Thursday 23 November 2017

Bananarama, NIA, Birmingham

I am a little out of my comfort zone tonight. I know this because I’m at the NIA in Birmingham, or whatever it’s called this week, and the two women in front of me are wearing flashing red devil’s horns as are a distressingly large number of other folk. I have a feeling that the car is out of it’s comfort zone too as it throws a flat tyre into the mix that I don’t notice until we pull into the NIA car park. Hopefully it’s only just gone flat.

I could do with a drink, a pint of overpriced cheap lager perhaps, but in a nod to the times the venue is full of fast food joints and merchandise stalls selling t-shirts for £30 and programmes a snip at only a tenner less. There are hardly any bars which means long queues at the ones they do have, so we don’t bother. Oh, and I have a seat. Welcome to the world of Arena concerts, this is not my usual environment.

Oh, and the support act is a DJ. Hmmm. Really?
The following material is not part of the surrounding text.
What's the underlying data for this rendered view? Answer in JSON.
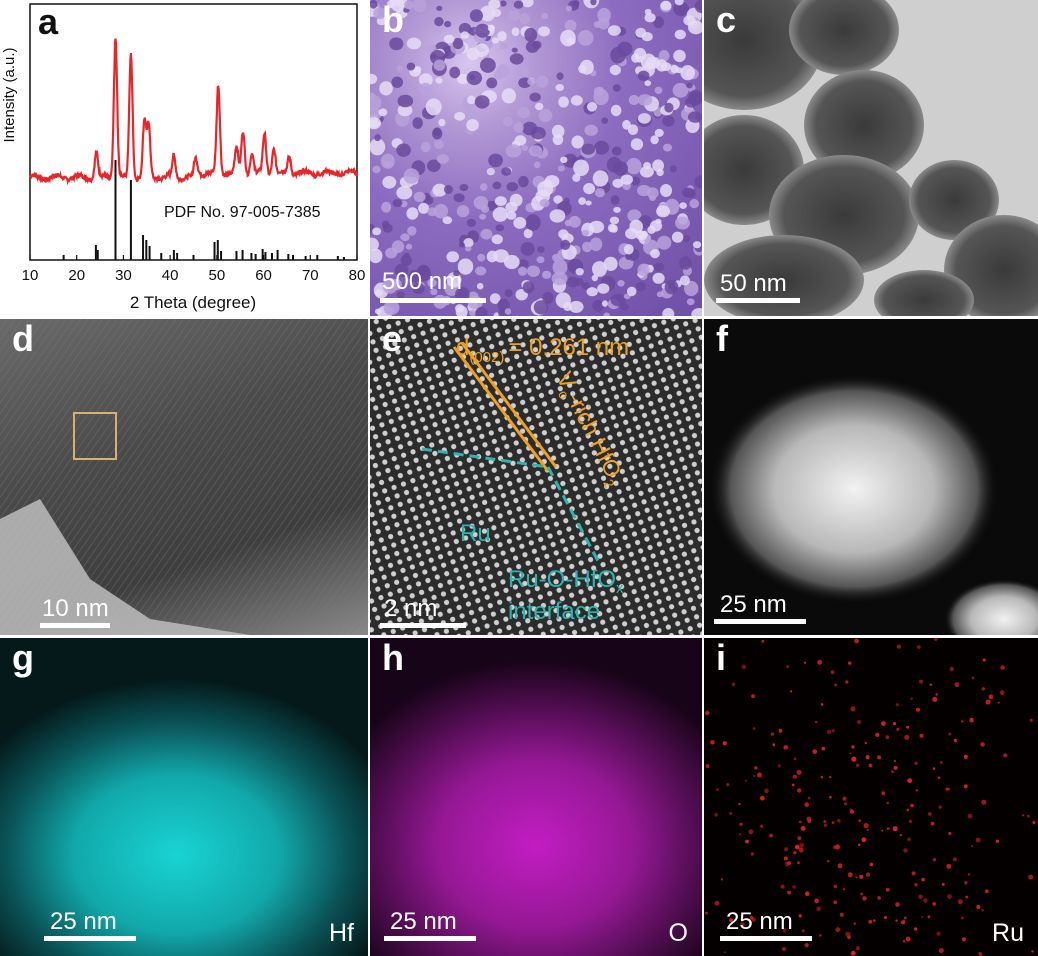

Apparently Belfast got The Adventures, who are admittedly from Belfast but I'd have contributed towards their air fare.

Tonight’s main attraction, by the way, are Bananarama on their inventively titled ‘The Original Line Up Tour’. Yes, Siobhan is back and so are we. We’d seen Sara and Keren at Splendour a few years ago but this, amazingly, is the band’s first ever tour as a threesome. However, while Splendour was more or less an up close and personal experience from where I’m sat tonight I can’t even tell who’s who let alone able get any decent photographs.

Almost all gig venues are rectangular but places where the experience matters put the stage in the middle but places where the money matters put it at the end, like tonight.

Anyway, I best stop whinging about the place because the girls are good tonight. They’re in good voice, well choreographed and with a very able four piece band backing them with no obvious signs of any backing tapes. The music, well, dubious but popular Stock, Aitken and Waterman era stuff aside, that is good too.


Openers ‘Nathan Jones’ and ‘Robert De Niro's Waiting’ are excellent but probably chucked in too soon, ‘Cruel Summer’ also comes very early, as the pacing does go a little bit awry mid-set with material that many are unfamiliar with.

Some of these are their best songs though because ‘Rough Justice’, ‘Trick of the Night’ and their one and only ballad ‘Cheers Then’ are terrific songs, and very well done tonight. Everyone sits down for the latter, so that is why we have seats because us old folk need a mid-set siesta.

In what is a fairly daring set list they also play their début single ‘Aie a Mwana’ sung entirely in Swahili which must have took some practicing. For me the earlier stuff is indeed the best, so it’s a little annoying hearing ‘Shy Boy’ truncated and merged with the lesser known ‘Boy Trouble’ but fellow ‘Deep Sea Skiving’ tracks ‘Really Saying Something’ and the closing ‘Na Na Hey Hey Kiss Him Goodbye’ hit the spot.

They chuck in a cover of Shakespeare's Sister’s ‘Stay’ which is interesting with Sara and Keren becoming Marcella Detroit and (I think) they play only one track from the post-1988 post-Siobhan era, ‘Preacher Man’ which Keren, or was it Sara?, said it was one of their favourites.

There is also the bizarrely brilliant sight of seeing them dance in time with their younger selves up on the big screen on ‘I Heard a Rumour’.

The encore opens with the Fun Boy Three’s ‘It Ain't What You Do’ which they now seem to have claimed as their own. Personally I’d have got the guys to re-record their bits or take clips from the original video so they could have been ‘there’ but what do I know.

Overall though, it’s great entertainment for us and for the girls themselves, who seem to be having a whale of a time. Then it’s gig over, tyre fixed and the M42 closed. What? There’s always something.